In our architectural overview post last May, we gave a high-level description of the “shard” servers we use for both data storage and application logic. Since Evernote is a personal memory service rather than a social network, we can easily partition individual user data onto separate shards to allow for fairly straightforward linear scalability. Each pair of these “shard” servers runs two virtual machines:
Each of these shard virtual machine stores transactional “metadata” within a MySQL database operating on a RAID-1 pair of 300GB Cheetah 15krpm drives. A separate RAID-10 of 7200rpm Constellation 3TB drives is split into partitions for storing large files and per-user Lucene text search indices. The paired virtual machines replicate each of these partitions from the current “Primary” half to the current “Secondary” VM using synchronous DRBD.
These shards have enough storage and IO capacity to comfortably handle 100,000 registered Evernote users for at least 4 years, with empty drive bays in their 4U chassis to expand later as needed. Adding dual L5630 processors and 48GB of RAM brings the cost of each box up to around $10,000 with a power draw of around 374 watts each. I.e. around $0.10 of hardware and 3.7mW per registered user.
Room for Improvement
This generation of shard hardware has given us pretty good price/performance, with the extremely high level of data redundancy that we require for our users. But we did find several areas where this design wasn’t ideal for our purposes. For example:
- The 15krpm drives for the MySQL database are usually 95% idle since InnoDB does a good job with caching and IO serialization, but we hit occasional bottlenecks when users with huge accounts first access their data. If their metadata isn’t already in the RAM buffers, the random IO workload may grind the disks heavily.
- The Lucene search indices for our users generate a lot more IO than we expected. We see twice as many read/write operations on the Lucene partition as we do on the MySQL partition. This is largely caused by our usage patterns: every time a note is created or edited, we need to update the owner’s index and flush the changes to disk so that they will take effect immediately.
- DRBD is great for replicating one or two small partitions, but it’s a hassle for large numbers of big partitions per server. Each partition needs to be independently configured, managed, and monitored. Various problems may occasionally force a full resync of all volumes, which may take many hours even over a dedicated 1Gbps crossover cable.
These constraints were the main factor that limited the number of users we were willing to assign to each shard. Improving the manageability and metadata IO performance would allow us to increase our user density safely. We’re addressing these issues in our next generation of shards by moving metadata storage onto SSDs and moving the logic for redundant bulk file storage out of the OS and into our application.
Our new design replaces the racks of ten 4U servers with racks that mix fourteen 1U metadata+app shards with four 4U bulk file storage servers.
The 1U shard heads have a pair of simpler virtual machines that each use a single partition on a single RAID-5 of 300GB Intel 320 SSDs. Those two partitions are replicated with DRBD, and the VM image is only run on one server at a time. The SSD drives are overprovisioned to 80% capacity to significantly increase write endurance and IO throughput. We include a hot SSD spare with each box rather than using RAID-6 to avoid that level’s additional 15% performance loss since rebuild times will be short and DRBD replication gives us coverage for hypothetical multi-drive failures.
Bulk resource file storage has been moved from local disks in the primary servers into pools of dedicated WebDAV servers running large RAID-6 file systems. Whenever a new resource file is added to Evernote, our application synchronously writes a copy of that file to two different file servers in the same rack before the metadata transaction completes. Offsite redundancy is also handled in the app, which replicates each new file to an offsite WebDAV server through an asynchronous background thread.

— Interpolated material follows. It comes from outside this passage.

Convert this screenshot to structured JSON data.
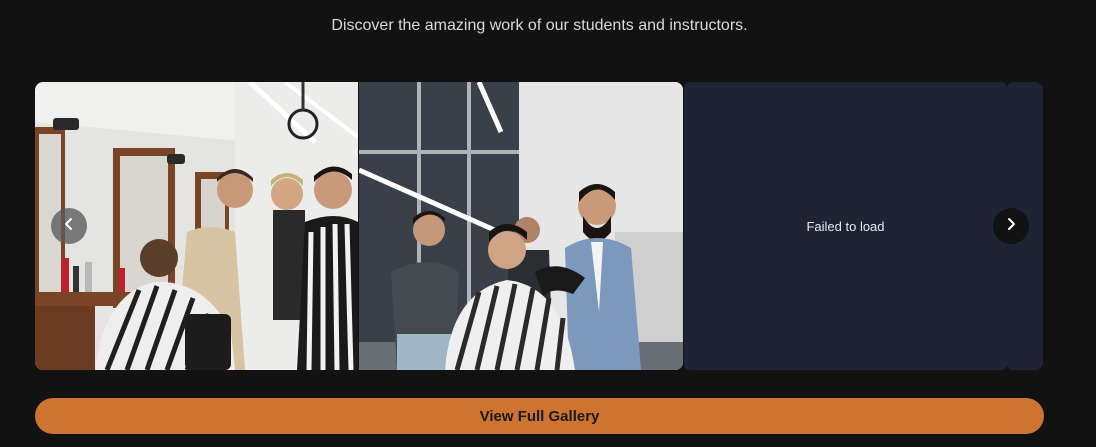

This new design has enough IO capacity and storage to handle 200,000 users per shard head for at least four years of use. The rack of 14 shards and 4 file servers cost around $135k and draw around 3900 watts, which works out to about $0.05 and 1.4mW per user.
This reduces the number of future servers and per-user power consumption by 60% on the primary servers. Factoring in power consumption from other service components (switches, routers, load balancers, image processing servers, etc.), we estimate an overall 50% reduction in per-user power draw compared to our previous architecture. All of this translates into long-term reductions in our hosting costs.
I’m hesitant to make claims that smell like corporate greenwashing. [Insert picture of Phil hugging a baby harp seal.] But this 50% reduction in per-user power consumption will also reduce Evernote’s carbon footprint by a proportionate amount.
In addition to these specific savings, the process of evaluating and testing solutions has given us a better understanding of the various components and technologies that we’re using. We’ll plan to do a few more posts with some of the details of our testing and optimization for SSD RAIDs, Xen vs. KVM IO throughput, DRBD management, etc. Since some of our results are a bit counter-intuitive, we hope to provide some useful information for other folks building storage-intensive services.